Mas ele reconhece que, com a extrema dedicação dele e da companheira, eles cresceram e isso precisa ser comemorado, pois a empresa saiu do anonimato para se destacar na comunidade, o que não impede também outra queixa: “Somos gratos pelos muitos clientes que aqui conquistamos e que buscam por nossa arte, mas confesso: há sim algo que me deixa chateado. Com exceção dos turistas, a maioria das pessoas não aceita, acha caro pagar o preço que, asseguro, é justo pelo meu trabalho”, reclama.

A Rústicos da Capital é decorrente de um projeto esboçado em 2020, ano em que, diante da pandemia de Covid-19 ocasionada pelo coronavírus, milhões de empreendedores no mundo inteiro foram obrigados a fechar as portas de suas empresas e, de uma hora para outra, não mais terem suas fontes de renda.
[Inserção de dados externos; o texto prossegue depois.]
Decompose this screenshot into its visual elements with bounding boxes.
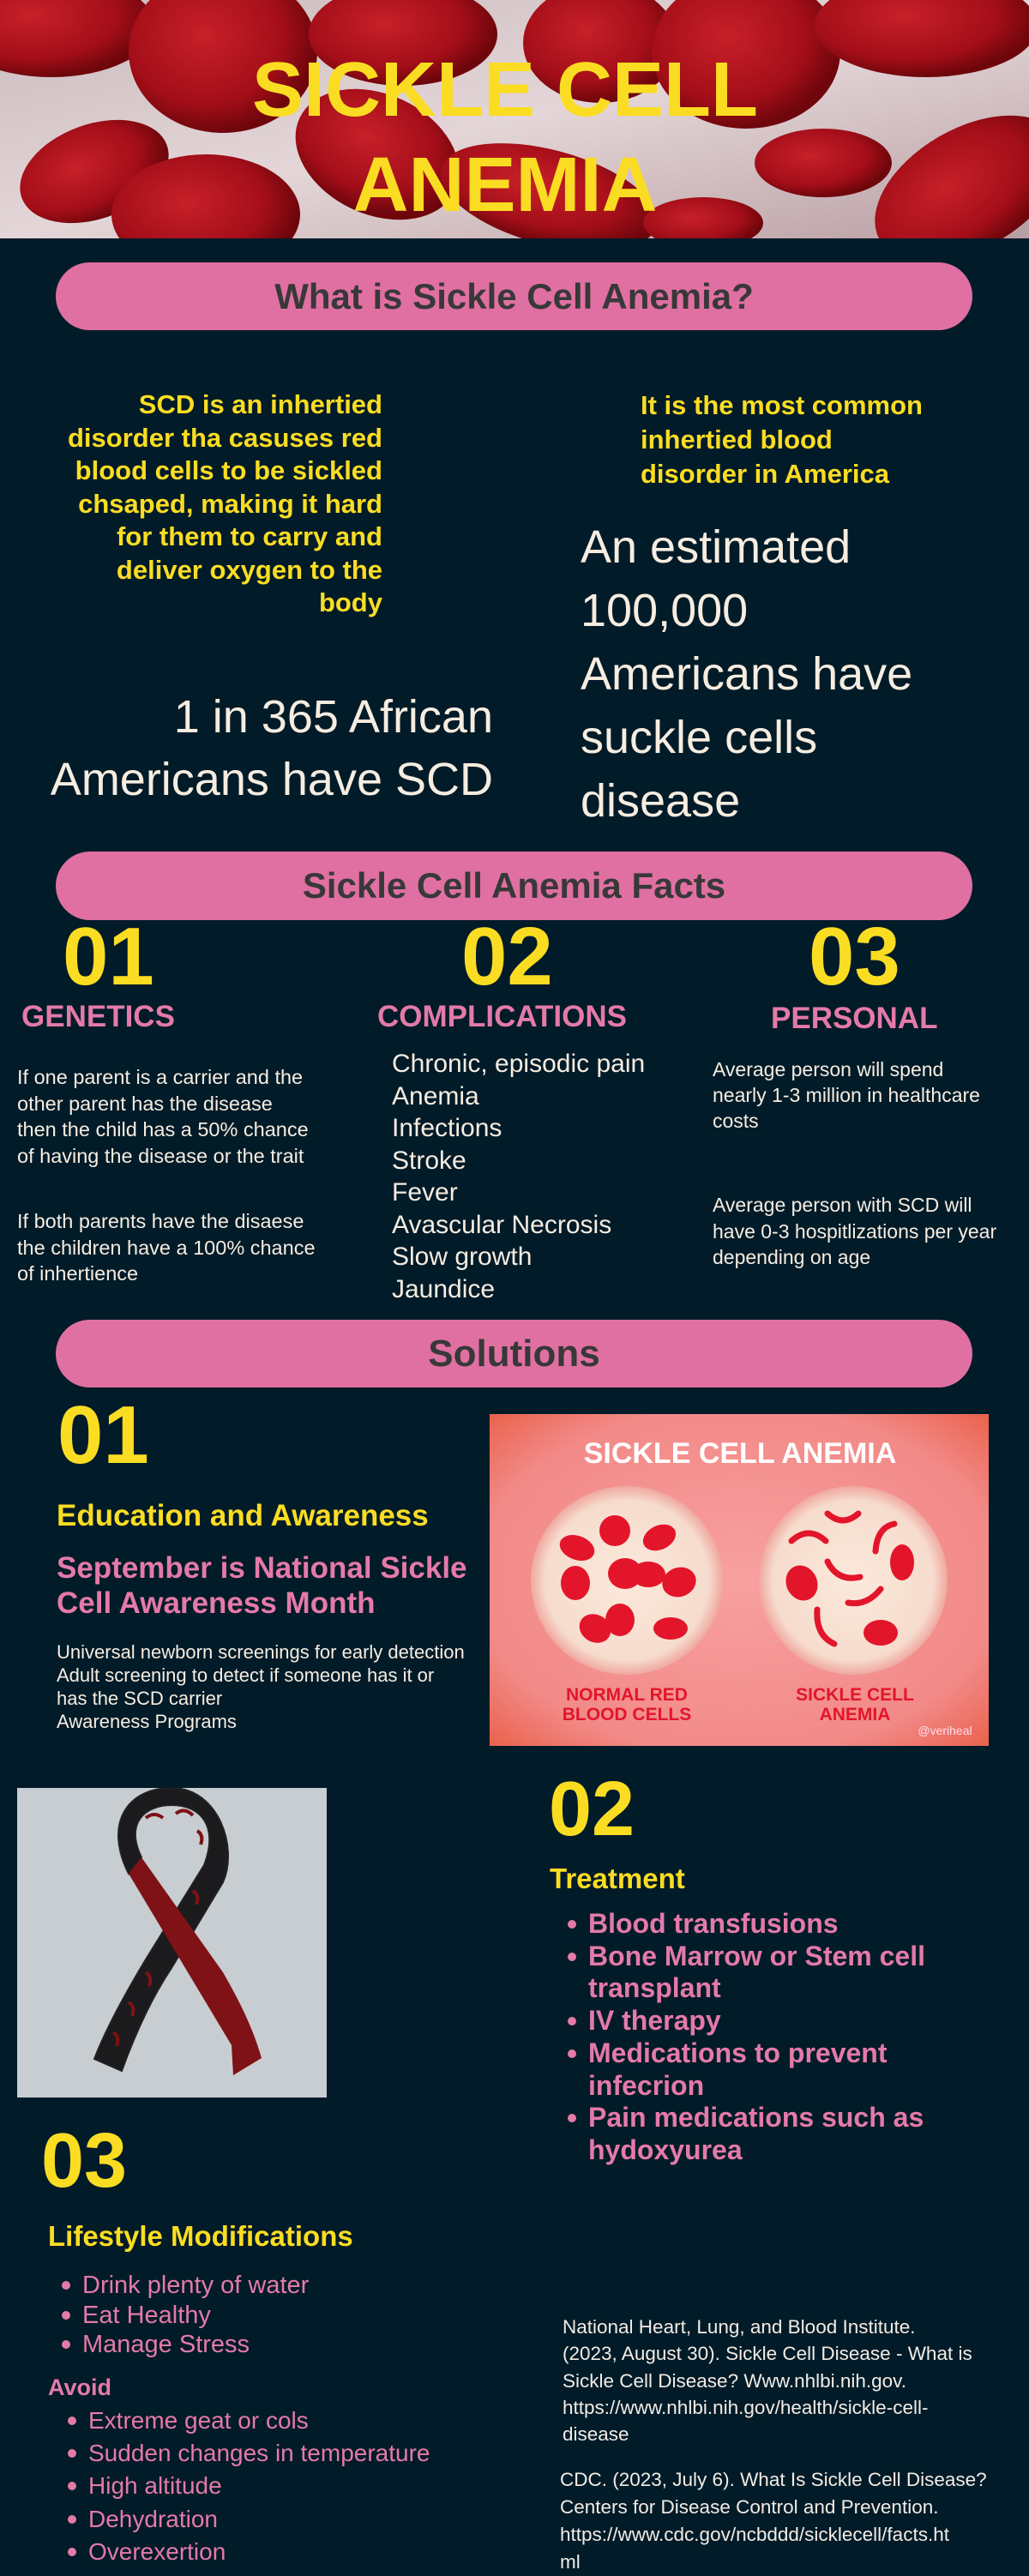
complications list: Chronic, episodic pain [392,1050,645,1078]
reference CDC [560,2469,987,2573]
number 02: 02 [461,911,553,1002]
personal text 1: costs [713,1110,759,1132]
stat: 1 in 365: 1 in 365 African [174,691,493,743]
text block: most common: disorder in America [641,459,889,489]
text block: SCD definition [68,389,382,617]
treatment list: Pain medications such as [588,2102,924,2133]
awareness month: Cell Awareness Month [57,1586,375,1620]
reference CDC: https://www.cdc.gov/ncbddd/sicklecell/facts.ht [560,2524,949,2545]
header banner image [0,0,1029,238]
complications list: Stroke [392,1146,466,1175]
personal text 1: nearly 1-3 million in healthcare [713,1084,980,1106]
education text: Universal newborn screenings for early detection [57,1641,465,1663]
complications list: Avascular Necrosis [392,1211,611,1238]
references: (2023, August 30). Sickle Cell Disease - What is [563,2343,972,2364]
avoid list: High altitude [88,2472,222,2499]
heading lifestyle: Lifestyle Modifications [48,2220,353,2252]
fact 02: complications [377,911,645,1303]
black loop & left tail [94,1788,228,2071]
heading genetics: GENETICS [21,1000,175,1033]
references: disease [563,2423,629,2445]
title [252,47,758,228]
number 02: 02 [549,1766,635,1852]
education text: Awareness Programs [57,1711,237,1732]
genetics text 2: of inhertience [17,1262,138,1285]
education text [57,1641,465,1732]
title: SICKLE CELL [252,47,758,133]
awareness month [57,1551,467,1620]
lifestyle list: Eat Healthy [82,2302,211,2329]
personal text 2: depending on age [713,1246,870,1268]
heading treatment: Treatment [550,1863,685,1894]
genetics text 2 [17,1210,316,1285]
stat: 1 in 365 [50,691,493,805]
avoid list: Extreme geat or cols [88,2407,309,2434]
treatment list: transplant [588,1972,721,2003]
image: sickle cell illustration [490,1414,989,1746]
image: awareness ribbon [17,1788,327,2098]
image: sickle cell illustration: BLOOD CELLS [563,1705,691,1724]
image: sickle cell illustration: ANEMIA [820,1705,890,1724]
fact 01: genetics [17,911,316,1285]
genetics text: If one parent is a carrier and the [17,1066,303,1088]
stat: 100,000 Americans: An estimated [581,521,851,573]
text block: SCD definition: disorder tha casuses red [68,422,382,453]
lifestyle list: Drink plenty of water [82,2272,309,2299]
stat: 100,000 Americans: disease [581,775,740,827]
red band [129,1857,262,2075]
complications list: Infections [392,1114,502,1142]
heading pill: Solutions [56,1320,972,1387]
number 01: 01 [57,1389,149,1481]
text block: SCD definition: chsaped, making it hard [78,489,382,518]
image: sickle cell illustration: NORMAL RED [566,1685,688,1705]
genetics text: other parent has the disease [17,1092,273,1115]
reference CDC: ml [560,2551,581,2573]
treatment list: hydoxyurea [588,2134,743,2165]
number 03: 03 [809,911,900,1002]
title: ANEMIA [353,142,657,228]
heading pill: Solutions: Solutions [428,1333,600,1375]
treatment list: Blood transfusions [588,1908,839,1939]
image: sickle cell illustration: SICKLE CELL ANEMIA [584,1437,896,1470]
text block: SCD definition: SCD is an inhertied [139,389,382,419]
text block: SCD definition: for them to carry and [117,521,382,551]
image: sickle cell illustration: @veriheal [918,1724,972,1737]
lifestyle list [62,2272,309,2358]
treatment list: infecrion [588,2070,704,2101]
lifestyle list: Manage Stress [82,2331,250,2358]
number 03: 03 [41,2118,127,2204]
stat: 100,000 Americans: suckle cells [581,712,817,763]
personal text 1 [713,1058,980,1132]
avoid list: Overexertion [88,2538,226,2565]
stat: 1 in 365: Americans have SCD [51,754,493,805]
avoid list: Sudden changes in temperature [88,2440,430,2466]
stat: 100,000 Americans [581,521,912,827]
heading pill: Facts: Sickle Cell Anemia Facts [303,865,725,906]
references: https://www.nhlbi.nih.gov/health/sickle-cell- [563,2397,928,2418]
stat: 100,000 Americans: 100,000 [581,585,748,636]
personal text 2: have 0-3 hospitlizations per year [713,1219,996,1242]
text block: SCD definition: deliver oxygen to the [117,554,382,585]
heading education: Education and Awareness [57,1499,429,1532]
treatment list: Medications to prevent [588,2037,887,2068]
complications list: Anemia [392,1082,479,1110]
treatment list: IV therapy [588,2005,721,2036]
genetics text [17,1066,309,1167]
education text: has the SCD carrier [57,1688,222,1709]
reference CDC: CDC. (2023, July 6). What Is Sickle Cell Disease? [560,2469,987,2490]
complications list [392,1050,645,1303]
complications list: Fever [392,1178,458,1207]
solution 01: education [57,1389,467,1732]
text block: SCD definition: blood cells to be sickled [75,455,382,485]
stat: 100,000 Americans: Americans have [581,648,912,700]
text block: most common: inhertied blood [641,424,833,454]
personal text 1: Average person will spend [713,1058,943,1080]
genetics text 2: the children have a 100% chance [17,1237,316,1259]
awareness month: September is National Sickle [57,1551,467,1585]
personal text 2 [713,1194,996,1268]
references [563,2316,972,2445]
references: National Heart, Lung, and Blood Institute. [563,2316,916,2338]
treatment list: Bone Marrow or Stem cell [588,1941,925,1971]
heading pill: What is Sickle Cell Anemia: What is Sickle Cell Anemia? [274,276,754,316]
fact 03: personal [713,911,996,1268]
education text: Adult screening to detect if someone has it or [57,1664,434,1686]
genetics text: then the child has a 50% chance [17,1118,309,1141]
avoid list [68,2407,430,2565]
heading complications: COMPLICATIONS [377,1000,627,1033]
text block: SCD definition: body [319,587,382,617]
personal text 2: Average person with SCD will [713,1194,972,1216]
number 01: 01 [63,911,154,1002]
complications list: Slow growth [392,1243,532,1271]
references: Sickle Cell Disease? Www.nhlbi.nih.gov. [563,2370,906,2392]
solution 02: treatment [549,1766,925,2165]
text block: most common: It is the most common [641,390,923,420]
genetics text 2: If both parents have the disaese [17,1210,304,1232]
reference CDC: Centers for Disease Control and Prevention. [560,2496,938,2518]
text block: most common [641,390,923,489]
avoid list: Dehydration [88,2506,218,2532]
image: sickle cell illustration: SICKLE CELL [796,1685,914,1705]
complications list: Jaundice [392,1274,495,1303]
avoid heading: Avoid [48,2374,111,2400]
treatment list [568,1908,925,2165]
genetics text: of having the disease or the trait [17,1144,304,1166]
solution 03: lifestyle [41,2118,430,2565]
heading pill: Facts [56,852,972,920]
heading pill: What is Sickle Cell Anemia [56,262,972,330]
heading personal: PERSONAL [771,1002,937,1035]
Foi quando, indo na contramão de tudo que acontecia naquele momento, Márcio e Sandy, mesmo com imensas dificuldades financeiras, deram início ao sonho de viver de tudo o que é possível fazer no ramo de marcenaria e, por consequência, também do artesanato.

Até o ano passado, ele também teve sua arte exposta na Vertente da Canção Nativa, outro grande evento da 1ª Capital Farroupilha, ao ser o criador do troféu distribuído em 2023 aos vencedores do festival de música nativista. Isso, até pouco tempo, era algo inimaginável para o artesão, uma vez que as dificuldades vivenciadas a época, e que ainda existem, já foram maiores. Disso, ele e a mulher não esquecem, afinal, tudo teve início na garagem da casa onde moravam no bairro Vila Nova, o que rendia muito pouco e o levou a cogitar  repetidas vezes em desistir e buscar outra forma de sustento. Isso só não aconteceu devido à persistência e apoio de Sandy com quem é casado há nove anos.

Faz pouco mais de três anos que eu tornei a insistir em atuar como marceneiro, o que já havia feito em 2011, mas por algumas razões precisei interromper o projeto. No retorno, em 2020, tinha apenas a intenção de fazer consertos nos móveis da vizinhança, já que possuía só duas máquinas. Assim, o que entrava de dinheiro não era suficiente para nos manter, inclusive, a energia elétrica foi cortada algumas vezes por falta de pagamento. Para que eu não desistisse, foi essencial o apoio da Sandy, que conseguiu um emprego em um mercado e, então, me disse: “Márcio: todo o dinheiro do meu salário será usado para pagar as contas da casa e para comprar comida. Tudo que tu ganhar com a marcenaria, investe em ferramentas para continuar trabalhando”, recorda, para após, reconhecer: “Minha esposa, que também é meu braço direito e o cérebro da Rústicos, foi um divisor de águas em todas as minhas futuras decisões”.

A esposa lembra que foram momentos difíceis, mas que também já havia passado por alguns desde a infância. “Minha minha mãe me criou sozinha e, mesmo que nunca tenhamos passado fome, enfrentamos algumas dificuldades na vida. Por isso, eu, que acho o Márcio muito talentoso, não tive dúvidas e, mesmo diante das batalhas que enfrentamos, mantive a fé em Deus, o estimulando para sempre continuar. Ainda estamos longe de atingirmos todos os nossos objetivos, mas entendo que a fase mais complicada ficou pra trás”, disse Sandy.

Marques descobriu o talento para o ofício em 1998 ao talhar na madeira número usados na identificação dos endereços de residências, o que fez para conseguir o dinheiro e pagar o aluguel. Ele afirma que criar peças artesanais é sim um dom, mas a tecnologia colabora e muito em tudo que faz.

“O que sei fazer aprendi sozinho, mas confesso: o suporte fornecido pela internet, onde você pode assistir tutoriais que te permitem criar ou, por outra, melhorar o que você vê nos vídeos à disposição, tem me ajudado muito na confecção de tudo que faço e nos fornece o sustento necessário”, conclui.